Após a entrada em vigor da Emenda Constitucional n.º
45, batizada como a Emenda da Reforma do Poder Judiciário, lançou-se um
pacote de medidas legislativas com o propósito de reformar a legislação
infraconstitucional, mormente a processual civil. Desde então, diversas leis
foram criadas e alteradas, sempre tendo em mira o objetivo maior:
desafogar o Poder Judiciário e, consequentemente, agilizar a prestação
jurisdicional.
A alteração legislativa mais recente, operada no
Código de Processo Civil, deu-se através da Lei n.º 11.441, publicada em
04 de janeiro do corrente ano, a qual, em síntese, passou a permitir que o
inventário e a partilha sejam feitos por escritura pública, sem necessidade
de intervenção do Poder Judiciário, desde que todos os herdeiros sejam
maiores, capazes e concordes. Passou, também, a autorizar a realização da
separação e do divórcio consensual entre os cônjuges, através de escritura
pública, desde que não haja filhos menores ou incapazes e observados os
requisitos legais quanto aos prazos.
A despeito de a novel legislação estar sendo tema de
inúmeras discussões sobre a forma de sua aplicação prática, notadamente
por não ter havido qualquer preparação dos cartórios extrajudiciais para a
sua operacionalização, o que se pretende neste simplório texto é demonstrar
que com a entrada em vigor da Lei n.º 11.441/07, a única forma de se
realizar o inventário, a partilha, a separação e o divórcio consensual passou
a ser a via extrajudicial, não mais sendo possível utilizar-se o Poder
Judiciário para os referidos fins.
À conclusão mencionada chega-se não através da
interpretação literal dos termos da Lei n.º 11.441/07, mas da análise
sistemática do referido dispositivo, confrontando-o com os mais
importantes institutos processuais, assim como com os fundamentos que
legitimam a utilização do direito constitucional de ação.
2
A propósito, a análise mais apressada do texto
legislativo em testilha, mormente a realização de sua simples interpretação
literal (quase nunca recomendada), enseja o intérprete a concluir que a
novel legislação pretendeu instituir uma faculdade ao jurisdicionado,
permitindo-lhe a realização extra ou judicial do inventário, da partilha, da
separação e do divórcio consensual. E tal se dá em virtude de ter constado
na nova redação dada ao art. 982 e no recém criado art. 1124-A do Código
de Processo Civil a expressão "poderá".
Todavia, a análise mais acurada dos dispositivos da Lei
11.441/07, mormente o seu confronto com institutos bases do processo
civil, evidencia que, a partir de agora, a única opção para a realização de
inventário, partilha, separação e divórcio consensual é a via administrativa,
extrajudicial.
Longe de ser questão jurídica complexa, a conclusão
mencionada é tomada a partir do momento que o problema é vislumbrado
levando em conta as condições para o exercício do direito de ação, em
especial o interesse de agir (interesse-necessidade).

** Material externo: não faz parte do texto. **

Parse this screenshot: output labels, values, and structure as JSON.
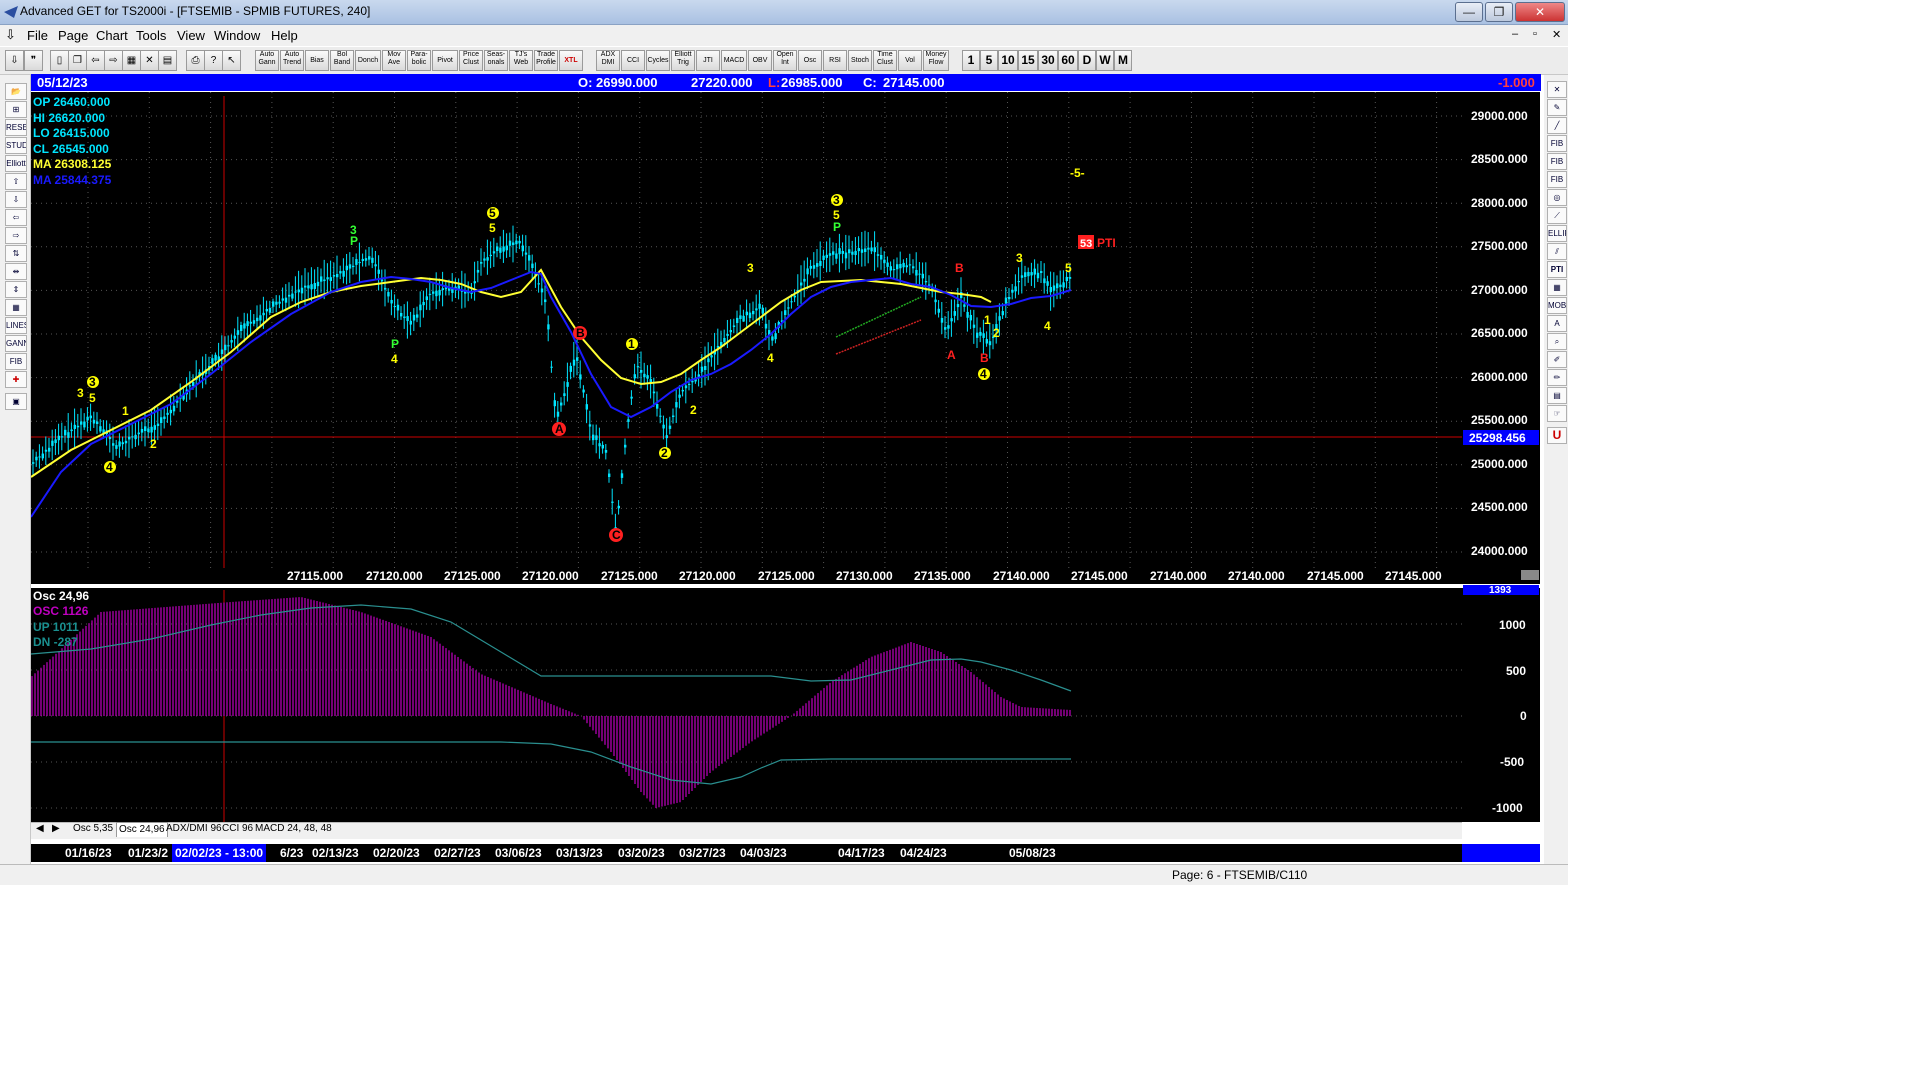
{
  "window": {
    "title": "Advanced GET for TS2000i - [FTSEMIB - SPMIB FUTURES, 240]",
    "buttons": {
      "minimize": "—",
      "maximize": "❐",
      "close": "✕"
    },
    "mdi_buttons": {
      "minimize": "–",
      "restore": "▫",
      "close": "✕"
    }
  },
  "menu": [
    "File",
    "Page",
    "Chart",
    "Tools",
    "View",
    "Window",
    "Help"
  ],
  "toolbar": {
    "indicators": [
      "Auto Gann",
      "Auto Trend",
      "Bias",
      "Bol Band",
      "Donch",
      "Mov Ave",
      "Para- bolic",
      "Pivot",
      "Price Clust",
      "Seas- onals",
      "TJ's Web",
      "Trade Profile",
      "XTL"
    ],
    "oscillators": [
      "ADX DMI",
      "CCI",
      "Cycles",
      "Elliott Trig",
      "JTI",
      "MACD",
      "OBV",
      "Open Int",
      "Osc",
      "RSI",
      "Stoch",
      "Time Clust",
      "Vol",
      "Money Flow"
    ],
    "intervals": [
      "1",
      "5",
      "10",
      "15",
      "30",
      "60",
      "D",
      "W",
      "M"
    ]
  },
  "left_tools": [
    "RESET",
    "STUDY",
    "Elliott",
    "LINES",
    "GANN",
    "FIB"
  ],
  "right_tools": [
    "FIB RET",
    "FIB EXT",
    "FIB TIME",
    "ELLIPS",
    "PTI",
    "MOB"
  ],
  "infobar": {
    "date": "05/12/23",
    "open_label": "O:",
    "open": "26990.000",
    "high": "27220.000",
    "low_label": "L:",
    "low": "26985.000",
    "close_label": "C:",
    "close": "27145.000",
    "change": "-1.000"
  },
  "legend": {
    "op": "OP  26460.000",
    "hi": "HI   26620.000",
    "lo": "LO   26415.000",
    "cl": "CL   26545.000",
    "ma1": "MA  26308.125",
    "ma2": "MA  25844.375"
  },
  "colors": {
    "background": "#000000",
    "candle": "#00e5ff",
    "ma_fast": "#ffff33",
    "ma_slow": "#1a1aff",
    "label_yellow": "#ffff00",
    "label_green": "#33ff33",
    "label_red": "#ff2020",
    "osc": "#c000c0",
    "osc_line": "#2a8f8f",
    "cursor": "#cc0000",
    "axis_text": "#ffffff"
  },
  "price_axis": {
    "ticks": [
      "29000.000",
      "28500.000",
      "28000.000",
      "27500.000",
      "27000.000",
      "26500.000",
      "26000.000",
      "25500.000",
      "25000.000",
      "24500.000",
      "24000.000"
    ],
    "cursor_price": "25298.456"
  },
  "bottom_values": [
    "27115.000",
    "27120.000",
    "27125.000",
    "27120.000",
    "27125.000",
    "27120.000",
    "27125.000",
    "27130.000",
    "27135.000",
    "27140.000",
    "27145.000",
    "27140.000",
    "27140.000",
    "27145.000",
    "27145.000"
  ],
  "wave_labels": {
    "w3a": "3",
    "w5a": "5",
    "w3a_c": "3",
    "w1a": "1",
    "w4a": "4",
    "w2a": "2",
    "w3b": "3",
    "pb": "P",
    "pb2": "P",
    "w4b": "4",
    "w5b_c": "5",
    "w5b": "5",
    "bB": "B",
    "aA": "A",
    "cC": "C",
    "w1b": "1",
    "w2b": "2",
    "w2b_c": "2",
    "w3c": "3",
    "w4c": "4",
    "w3d_c": "3",
    "w5d": "5",
    "pd": "P",
    "bA": "A",
    "bB2": "B",
    "w1c": "1",
    "w2c": "2",
    "bB3": "B",
    "w4c_c": "4",
    "w3e": "3",
    "w5e": "5",
    "w4e": "4",
    "w5_target": "-5-",
    "pti_num": "53",
    "pti": "PTI"
  },
  "osc": {
    "title": "Osc 24,96",
    "osc_label": "OSC 1126",
    "up_label": "UP   1011",
    "dn_label": "DN   -287",
    "ticks": [
      "1000",
      "500",
      "0",
      "-500",
      "-1000"
    ],
    "top_value": "1393"
  },
  "tabs": [
    "Osc 5,35",
    "Osc 24,96",
    "ADX/DMI 96",
    "CCI 96",
    "MACD 24, 48, 48"
  ],
  "dates": [
    "01/16/23",
    "01/23/2",
    "02/02/23 - 13:00",
    "6/23",
    "02/13/23",
    "02/20/23",
    "02/27/23",
    "03/06/23",
    "03/13/23",
    "03/20/23",
    "03/27/23",
    "04/03/23",
    "04/17/23",
    "04/24/23",
    "05/08/23"
  ],
  "status": "Page: 6 - FTSEMIB/C110"
}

A parte, frente ao Estado-Juiz, dispõe de um poder
jurídico, que consiste na faculdade de obter a tutela para os próprios
direitos ou interesses, quando lesados ou ameaçados, ou para obter a
definição das situações jurídicas controvertidas. É o direito de ação, de
natureza pública, por referir-se a uma atividade pública, oficial, do Estado.
Para aqueles que, segundo as mais modernas
concepções, entendem que a ação não é o direito concreto à sentença
favorável, mas o poder jurídico de obter uma sentença de mérito, isto é,
sentença que componha definitivamente o conflito de interesses de
pretensão resistida (lide), as condições da ação são três: possibilidade
jurídica do pedido, interesse de agir e legitimidade de parte (Curso de
Direito Processual Civil, Humberto Theodoro Júnior, vol. I, 44ª ed., pag.
63).
O interesse de agir "...surge da necessidade de obter
através do processo a proteção ao interesse substancial. Entende-se, dessa
maneira, que há interesse processual 'se a parte sofre um prejuízo, não
propondo a demanda, e daí resulta que, para evitar esse prejuízo, necessita
exatamente da intervenção dos órgãos jurisdicionais'.
3
Localiza-se o interesse processual não apenas na
utilidade, mas especificamente na necessidade do processo como remédio
apto à aplicação do direito objetivo no caso concreto, pois a tutela
jurisdicional não é jamais outorgada sem uma necessidade, como adverte
Allorio. Essa necessidade se encontra naquela situação 'que nos leva a
procurar uma solução judicial, sob pena de, se não fizermos, vermo-nos na
contigência de não podermos ter satisfeita uma pretensão (o direito de que
nos afirmamos titulares)'..." (Humberto Theodoro Júnior, op. cit., p. 65-
66).
Ao lado da principal atividade do Poder Judiciário, que
consiste em resolver o conflito de interesses qualificado por uma pretensão
resistida (lide), a lei, em casos especiais, pode atribuir ao aludido Poder
outras funções, quando o interesse público justificar.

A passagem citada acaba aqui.